In fact, this is actually probably the best interpretation of Cloud we've gotten since the OG game: Nomura had gradually morphed him into a generic, angsty edgelord in the 2000's and practically all of Cloud's personality and relevance had been scrubbed off in the 2010s, so it's nice to see Cloud finally resembling his old self again: a cocky, complex, socially-awkward loner that's just as silly as he is sad and sympathetic. FF7R does a great job at reminding you of the Cloud that everyone fell in love with, the grumpy but genuinely traumatized child at heart that just wanted to be a hero but didn't quite make the cut, deciding to roleplay as someone else entirely as a coping mechanism instead of properly confronting his mental hangups. He's both a badass antihero and a wet cat of a person, and I'm glad that FF7R embraces both of these equally-valid sides of Cloud. At least the protagonist is strong even when the plot around him keeps tumbling down.

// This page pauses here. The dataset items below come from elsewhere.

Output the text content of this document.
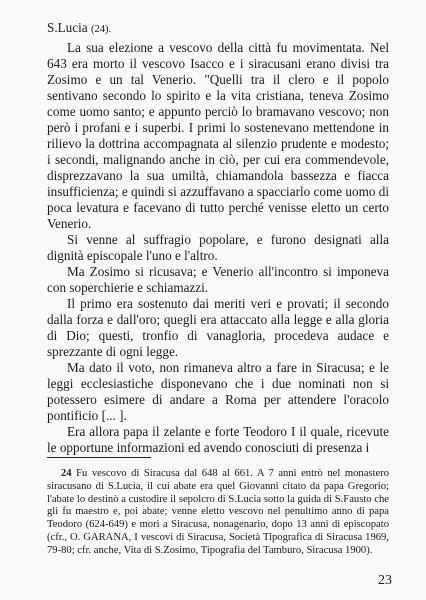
S.Lucia (24).

La sua elezione a vescovo della città fu movimentata. Nel 643 era morto il vescovo Isacco e i siracusani erano divisi tra Zosimo e un tal Venerio. "Quelli tra il clero e il popolo sentivano secondo lo spirito e la vita cristiana, teneva Zosimo come uomo santo; e appunto perciò lo bramavano vescovo; non però i profani e i superbi. I primi lo sostenevano mettendone in rilievo la dottrina accompagnata al silenzio prudente e modesto; i secondi, malignando anche in ciò, per cui era commendevole, disprezzavano la sua umiltà, chiamandola bassezza e fiacca insufficienza; e quindi si azzuffavano a spacciarlo come uomo di poca levatura e facevano di tutto perché venisse eletto un certo Venerio.

Si venne al suffragio popolare, e furono designati alla dignità episcopale l'uno e l'altro.

Ma Zosimo si ricusava; e Venerio all'incontro si imponeva con soperchierie e schiamazzi.

Il primo era sostenuto dai meriti veri e provati; il secondo dalla forza e dall'oro; quegli era attaccato alla legge e alla gloria di Dio; questi, tronfio di vanagloria, procedeva audace e sprezzante di ogni legge.

Ma dato il voto, non rimaneva altro a fare in Siracusa; e le leggi ecclesiastiche disponevano che i due nominati non si potessero esimere di andare a Roma per attendere l'oracolo pontificio [... ].

Era allora papa il zelante e forte Teodoro I il quale, ricevute le opportune informazioni ed avendo conosciuti di presenza i

24 Fu vescovo di Siracusa dal 648 al 661. A 7 anni entrò nel monastero siracusano di S.Lucia, il cui abate era quel Giovanni citato da papa Gregorio; l'abate lo destinò a custodire il sepolcro di S.Lucia sotto la guida di S.Fausto che gli fu maestro e, poi abate; venne eletto vescovo nel penultimo anno di papa Teodoro (624-649) e morì a Siracusa, nonagenario, dopo 13 anni di episcopato (cfr., O. GARANA, I vescovi di Siracusa, Società Tipografica di Siracusa 1969, 79-80; cfr. anche, Vita di S.Zosimo, Tipografia del Tamburo, Siracusa 1900).

23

It's genuinely very hard to properly express my feelings on FF7R. I was legitimately enjoying myself for most of the game's runtime, even if I was constantly making notes in the back of my head, even if I was constantly being reminded of the game's shortcomings. For about 15 hours, I was able to stomach most of its evident flaws courtesy of the fun characters and the flashy combat and the joyous feeling of playing FF7 all over again, but the final eight or so hours of FF7R were such a fucking drag that it dissipated and shattered the already-flimsy smoke and mirrors the game had been dangling over my eyes. At times, FF7R is desperately unfun, weighed down by cynical Triple-A Game Design decisions and pointless, boring filler designed solely to artificially pad out the runtime... and at other times, FF7R is a desperately auteurist product, more of an overeager Tetsuya Nomura fanfiction than a genuinely inspired re-imagining of Final Fantasy 7. Too much of his usual theatrics and eccentric design choices seep through the seams of the plot, fundamentally altering the feel of the narrative to the point where it starts to feel more like a weirdly futuristic version of Kingdom Hearts than a grand adventure about ecoterrorism and corruption.

Maybe it's proof that FF7 was lightning in a bottle, a perfect patchwork surgery of influences, ideas, and passions that could only have been made once. Every single attempt to reinterpret or continue the story of FF7 has faltered to some degree, whether it be the edgy anime shlock of Advent Children, or the way that Crisis Core unintentionally spits on the anti-imperialist themes of its source, or whatever the actual fuck was even going on in Dirge of Cerberus... and Remake, unfortunately, is no different. When FF7R is at its best, it's merely emulating the highlights of FF7 with better graphics and (arguably) better combat. When it's at its worst, however, you see it for what it really is: a nostalgia-bait piece of Final Fantasy 7-shaped content, a legacy act carefully designed to remind you of a better game made before George Bush was even President.

But hey, at least you can't get frog-stunlocked like you could in the original game! That alone gives Remake a 3/5 in spirit.